With the yard complete, major renovations inside the home finally began in spring 2018. They settled on a renovation plan that was ambitious by most standards: open the main level by tearing down walls separating the living area into five rooms; relocate the kitchen; relocate the master suite to a new 880-square-foot addition on the first floor; add a half bath and laundry room; and dig out the basement underneath the new addition.

Joni said her home’s interior was inspired by the HGTV show Fixer Upper. She used brick, wood, and shiplap to create a modern farmhouse. Having a soft, neutral color palette was a must, she said, after painting a previous bedroom blue and learning the hard way that color just isn’t for her. “I get tired of things so fast. We no more got that up, and I hated it. So, for five years, I had to live with that. I’m like, never again,” Joni said.

 Angie Hall, a project coordinator at G. Lee Homes, helped bring Joni’s vision to life, using hand-scraped solid maple hardwood flooring throughout the main level, a warm white on all the walls and brick fireplace, and adding new gray brick finishes and white shiplap accents. The biggest undertaking was finding a way to conceal the HVAC and steel beams supporting the second floor so as not to detract from the rustic interior design. The team at G. Lee Homes accomplished this by creating U-shaped, hand-planed maple covers that fit over the beams and look like solid wood.

The nine-month interior renovation wasn’t without a few hiccups, Hall said. The catastrophic flooding last spring created a waterfall through the home’s west basement window and left them with three inches of mud to clean up. Months later, when the crew pulled off the basement wall paneling, they found black mold from floor to ceiling.
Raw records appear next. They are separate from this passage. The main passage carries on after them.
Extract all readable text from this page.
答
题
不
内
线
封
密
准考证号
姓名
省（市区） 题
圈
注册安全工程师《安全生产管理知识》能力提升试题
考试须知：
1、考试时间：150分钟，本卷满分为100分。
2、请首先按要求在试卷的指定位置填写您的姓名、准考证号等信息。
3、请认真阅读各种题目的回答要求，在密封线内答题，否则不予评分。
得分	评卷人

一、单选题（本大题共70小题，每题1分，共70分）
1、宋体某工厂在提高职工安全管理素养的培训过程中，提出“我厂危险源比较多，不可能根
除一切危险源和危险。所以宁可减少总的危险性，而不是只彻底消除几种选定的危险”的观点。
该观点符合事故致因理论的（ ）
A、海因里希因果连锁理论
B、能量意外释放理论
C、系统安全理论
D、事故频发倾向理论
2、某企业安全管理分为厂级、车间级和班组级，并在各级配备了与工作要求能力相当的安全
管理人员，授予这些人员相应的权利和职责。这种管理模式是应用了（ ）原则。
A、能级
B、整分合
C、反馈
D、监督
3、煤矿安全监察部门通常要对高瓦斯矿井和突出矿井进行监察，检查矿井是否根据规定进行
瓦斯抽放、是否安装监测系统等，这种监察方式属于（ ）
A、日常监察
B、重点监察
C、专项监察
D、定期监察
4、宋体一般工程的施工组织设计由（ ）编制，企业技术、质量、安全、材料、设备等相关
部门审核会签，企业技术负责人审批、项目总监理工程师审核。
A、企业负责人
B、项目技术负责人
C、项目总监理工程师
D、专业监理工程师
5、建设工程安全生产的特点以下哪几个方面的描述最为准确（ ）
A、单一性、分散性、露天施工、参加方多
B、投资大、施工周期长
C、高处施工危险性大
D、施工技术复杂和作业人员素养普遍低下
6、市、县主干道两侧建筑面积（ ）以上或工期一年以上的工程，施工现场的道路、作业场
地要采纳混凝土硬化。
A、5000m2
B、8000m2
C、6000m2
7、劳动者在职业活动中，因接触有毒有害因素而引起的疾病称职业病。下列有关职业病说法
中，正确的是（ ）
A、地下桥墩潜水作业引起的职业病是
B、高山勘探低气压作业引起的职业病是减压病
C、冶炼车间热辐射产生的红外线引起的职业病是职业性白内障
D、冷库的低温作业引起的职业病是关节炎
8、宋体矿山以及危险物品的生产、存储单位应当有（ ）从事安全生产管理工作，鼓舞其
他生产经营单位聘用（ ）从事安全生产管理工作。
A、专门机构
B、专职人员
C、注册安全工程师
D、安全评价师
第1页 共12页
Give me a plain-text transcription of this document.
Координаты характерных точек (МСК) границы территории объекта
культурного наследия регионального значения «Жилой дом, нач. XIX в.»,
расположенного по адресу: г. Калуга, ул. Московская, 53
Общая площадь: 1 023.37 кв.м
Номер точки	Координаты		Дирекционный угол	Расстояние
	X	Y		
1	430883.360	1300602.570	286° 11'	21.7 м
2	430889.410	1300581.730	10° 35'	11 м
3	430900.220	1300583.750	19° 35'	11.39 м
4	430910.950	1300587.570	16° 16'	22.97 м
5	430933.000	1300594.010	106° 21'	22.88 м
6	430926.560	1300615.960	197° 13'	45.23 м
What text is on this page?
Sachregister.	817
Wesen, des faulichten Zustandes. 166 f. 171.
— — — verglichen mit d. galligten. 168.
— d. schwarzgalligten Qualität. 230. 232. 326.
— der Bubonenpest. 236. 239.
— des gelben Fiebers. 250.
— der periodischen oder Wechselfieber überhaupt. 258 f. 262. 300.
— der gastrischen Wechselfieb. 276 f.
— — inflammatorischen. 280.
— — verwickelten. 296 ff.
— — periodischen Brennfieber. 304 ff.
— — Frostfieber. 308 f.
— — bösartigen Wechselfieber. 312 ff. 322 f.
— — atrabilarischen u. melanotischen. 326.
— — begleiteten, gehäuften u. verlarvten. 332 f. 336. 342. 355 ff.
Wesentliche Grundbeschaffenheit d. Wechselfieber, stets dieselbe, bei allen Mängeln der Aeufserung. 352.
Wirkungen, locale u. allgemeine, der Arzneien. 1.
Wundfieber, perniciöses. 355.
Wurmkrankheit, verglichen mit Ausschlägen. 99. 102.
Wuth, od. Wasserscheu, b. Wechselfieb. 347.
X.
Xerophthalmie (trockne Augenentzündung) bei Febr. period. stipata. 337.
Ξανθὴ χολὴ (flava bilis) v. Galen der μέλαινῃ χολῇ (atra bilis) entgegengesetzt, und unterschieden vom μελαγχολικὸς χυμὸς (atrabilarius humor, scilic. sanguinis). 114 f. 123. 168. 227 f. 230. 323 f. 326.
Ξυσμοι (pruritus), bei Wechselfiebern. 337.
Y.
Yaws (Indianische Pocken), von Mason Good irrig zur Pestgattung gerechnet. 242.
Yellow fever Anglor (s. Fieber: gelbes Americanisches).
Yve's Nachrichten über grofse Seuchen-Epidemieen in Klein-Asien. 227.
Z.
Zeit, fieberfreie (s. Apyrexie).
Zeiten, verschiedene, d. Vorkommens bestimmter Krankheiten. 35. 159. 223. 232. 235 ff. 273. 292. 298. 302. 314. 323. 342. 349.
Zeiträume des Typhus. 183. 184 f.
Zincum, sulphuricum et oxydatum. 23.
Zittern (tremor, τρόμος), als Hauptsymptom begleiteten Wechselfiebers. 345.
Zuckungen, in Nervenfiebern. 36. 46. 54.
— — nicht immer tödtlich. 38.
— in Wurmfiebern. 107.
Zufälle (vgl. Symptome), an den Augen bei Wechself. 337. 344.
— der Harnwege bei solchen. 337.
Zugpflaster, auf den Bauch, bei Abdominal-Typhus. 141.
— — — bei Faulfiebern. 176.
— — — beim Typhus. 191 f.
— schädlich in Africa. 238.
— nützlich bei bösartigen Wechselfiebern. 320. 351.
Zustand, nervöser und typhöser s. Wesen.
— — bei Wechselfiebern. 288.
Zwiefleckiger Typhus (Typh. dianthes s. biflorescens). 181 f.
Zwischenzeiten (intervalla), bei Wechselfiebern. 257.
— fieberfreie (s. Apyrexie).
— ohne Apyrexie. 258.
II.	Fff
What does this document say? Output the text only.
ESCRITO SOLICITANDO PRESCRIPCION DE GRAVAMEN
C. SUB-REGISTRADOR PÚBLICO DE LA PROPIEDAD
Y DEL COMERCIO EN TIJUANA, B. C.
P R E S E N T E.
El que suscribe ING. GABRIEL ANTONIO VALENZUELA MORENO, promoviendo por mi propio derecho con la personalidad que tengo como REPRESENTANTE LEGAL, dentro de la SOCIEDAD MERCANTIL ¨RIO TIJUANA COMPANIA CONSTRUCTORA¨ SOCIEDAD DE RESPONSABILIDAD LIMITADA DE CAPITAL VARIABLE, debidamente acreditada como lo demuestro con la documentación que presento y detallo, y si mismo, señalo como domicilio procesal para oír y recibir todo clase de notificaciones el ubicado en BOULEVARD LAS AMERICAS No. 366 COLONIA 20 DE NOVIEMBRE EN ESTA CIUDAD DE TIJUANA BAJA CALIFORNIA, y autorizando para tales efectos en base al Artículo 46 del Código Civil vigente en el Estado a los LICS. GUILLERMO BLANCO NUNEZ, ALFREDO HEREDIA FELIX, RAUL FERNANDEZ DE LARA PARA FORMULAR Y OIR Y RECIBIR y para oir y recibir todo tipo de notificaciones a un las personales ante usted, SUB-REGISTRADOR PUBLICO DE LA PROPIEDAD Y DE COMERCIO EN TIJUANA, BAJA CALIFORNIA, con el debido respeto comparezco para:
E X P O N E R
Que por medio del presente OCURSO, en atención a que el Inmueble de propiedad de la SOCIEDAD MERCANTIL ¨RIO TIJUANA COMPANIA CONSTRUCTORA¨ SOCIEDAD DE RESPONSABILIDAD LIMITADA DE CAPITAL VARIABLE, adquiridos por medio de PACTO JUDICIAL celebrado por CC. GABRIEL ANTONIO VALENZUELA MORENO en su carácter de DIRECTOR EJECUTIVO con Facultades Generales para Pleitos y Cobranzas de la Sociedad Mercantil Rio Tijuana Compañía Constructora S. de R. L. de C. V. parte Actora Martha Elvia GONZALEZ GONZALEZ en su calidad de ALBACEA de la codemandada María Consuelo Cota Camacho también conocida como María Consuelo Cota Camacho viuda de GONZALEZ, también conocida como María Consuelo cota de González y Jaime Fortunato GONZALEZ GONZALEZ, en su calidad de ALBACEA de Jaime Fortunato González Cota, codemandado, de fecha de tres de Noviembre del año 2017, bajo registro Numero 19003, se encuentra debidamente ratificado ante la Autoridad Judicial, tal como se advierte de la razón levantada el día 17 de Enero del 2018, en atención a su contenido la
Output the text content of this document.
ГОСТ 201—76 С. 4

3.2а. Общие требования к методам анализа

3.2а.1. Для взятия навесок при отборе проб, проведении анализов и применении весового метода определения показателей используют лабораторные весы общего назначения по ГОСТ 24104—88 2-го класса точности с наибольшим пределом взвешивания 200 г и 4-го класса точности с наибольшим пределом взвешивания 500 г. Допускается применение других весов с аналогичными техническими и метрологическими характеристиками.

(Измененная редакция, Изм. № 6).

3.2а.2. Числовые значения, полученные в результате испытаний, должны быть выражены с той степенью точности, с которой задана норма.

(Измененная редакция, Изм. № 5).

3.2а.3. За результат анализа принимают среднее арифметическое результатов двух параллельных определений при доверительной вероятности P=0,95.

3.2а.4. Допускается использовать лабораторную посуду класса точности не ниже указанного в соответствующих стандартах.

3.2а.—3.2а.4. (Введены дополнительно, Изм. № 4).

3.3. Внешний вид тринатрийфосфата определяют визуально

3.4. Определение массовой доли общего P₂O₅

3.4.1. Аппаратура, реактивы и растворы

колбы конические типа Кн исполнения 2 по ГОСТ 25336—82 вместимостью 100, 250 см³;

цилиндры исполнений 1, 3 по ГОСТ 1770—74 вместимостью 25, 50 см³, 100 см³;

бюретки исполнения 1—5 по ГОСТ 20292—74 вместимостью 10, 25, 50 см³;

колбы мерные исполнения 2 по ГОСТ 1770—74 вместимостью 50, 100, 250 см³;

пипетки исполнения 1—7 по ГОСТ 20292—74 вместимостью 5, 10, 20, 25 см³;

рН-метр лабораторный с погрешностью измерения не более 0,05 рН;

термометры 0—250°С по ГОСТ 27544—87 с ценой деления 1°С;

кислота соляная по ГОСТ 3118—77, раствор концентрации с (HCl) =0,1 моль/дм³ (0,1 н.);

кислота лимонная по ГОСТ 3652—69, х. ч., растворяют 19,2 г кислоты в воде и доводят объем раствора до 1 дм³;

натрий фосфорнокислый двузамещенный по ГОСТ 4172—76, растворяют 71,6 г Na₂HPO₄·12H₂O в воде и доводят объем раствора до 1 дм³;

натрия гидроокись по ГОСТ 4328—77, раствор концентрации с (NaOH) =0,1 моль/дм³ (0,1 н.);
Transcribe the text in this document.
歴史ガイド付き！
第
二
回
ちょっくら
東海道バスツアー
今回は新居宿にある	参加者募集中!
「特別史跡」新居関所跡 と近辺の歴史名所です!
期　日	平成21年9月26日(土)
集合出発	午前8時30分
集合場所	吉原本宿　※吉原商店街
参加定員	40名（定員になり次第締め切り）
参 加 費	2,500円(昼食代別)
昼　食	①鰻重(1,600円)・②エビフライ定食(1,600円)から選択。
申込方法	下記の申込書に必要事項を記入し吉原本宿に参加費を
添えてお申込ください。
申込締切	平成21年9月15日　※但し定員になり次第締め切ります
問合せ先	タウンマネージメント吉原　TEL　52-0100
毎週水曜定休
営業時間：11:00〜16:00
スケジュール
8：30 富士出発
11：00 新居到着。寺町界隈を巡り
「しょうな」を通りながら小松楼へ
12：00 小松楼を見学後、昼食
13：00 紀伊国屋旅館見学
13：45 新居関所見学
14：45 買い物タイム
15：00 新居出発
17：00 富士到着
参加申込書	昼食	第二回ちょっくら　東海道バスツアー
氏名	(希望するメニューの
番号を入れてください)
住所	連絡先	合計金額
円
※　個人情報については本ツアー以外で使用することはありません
Fortunately, the flooding happened before much of the basement renovation was underway, and just after new kitchen cabinets being stored there had been moved upstairs.

 The Buzzells also had to live together on the home’s second floor while the main floor was under construction, and even spent six weeks in December and January living in their barn while contractors re-routed and replaced electrical wiring throughout the home. But, Joni said, they made the best of it.

These days, the Buzzells are loving their finished farmhouse and say the live-in renovation was worth all the sacrifice and wait. Though during the warmer months, you’ll typically find the family outside in the yard or picnicking on the deck. Daughters Sydney and Sophie spend their summers swimming with their friends, while Jon grills burgers and veggies or smokes a rack of ribs that he later tops with his homemade Carolina Reaper pepper glaze (made with his home-grown peppers). 

“You can tell he’s the cook of our family,” Joni said. “I can cook and I will cook, but his is just so much better. I’d rather be pulling weeds than cooking.”

Speaking of the summer weather, Joni added: “We can come out here again, which we’re so excited about, because you crave that deck time. We use this every chance we can.”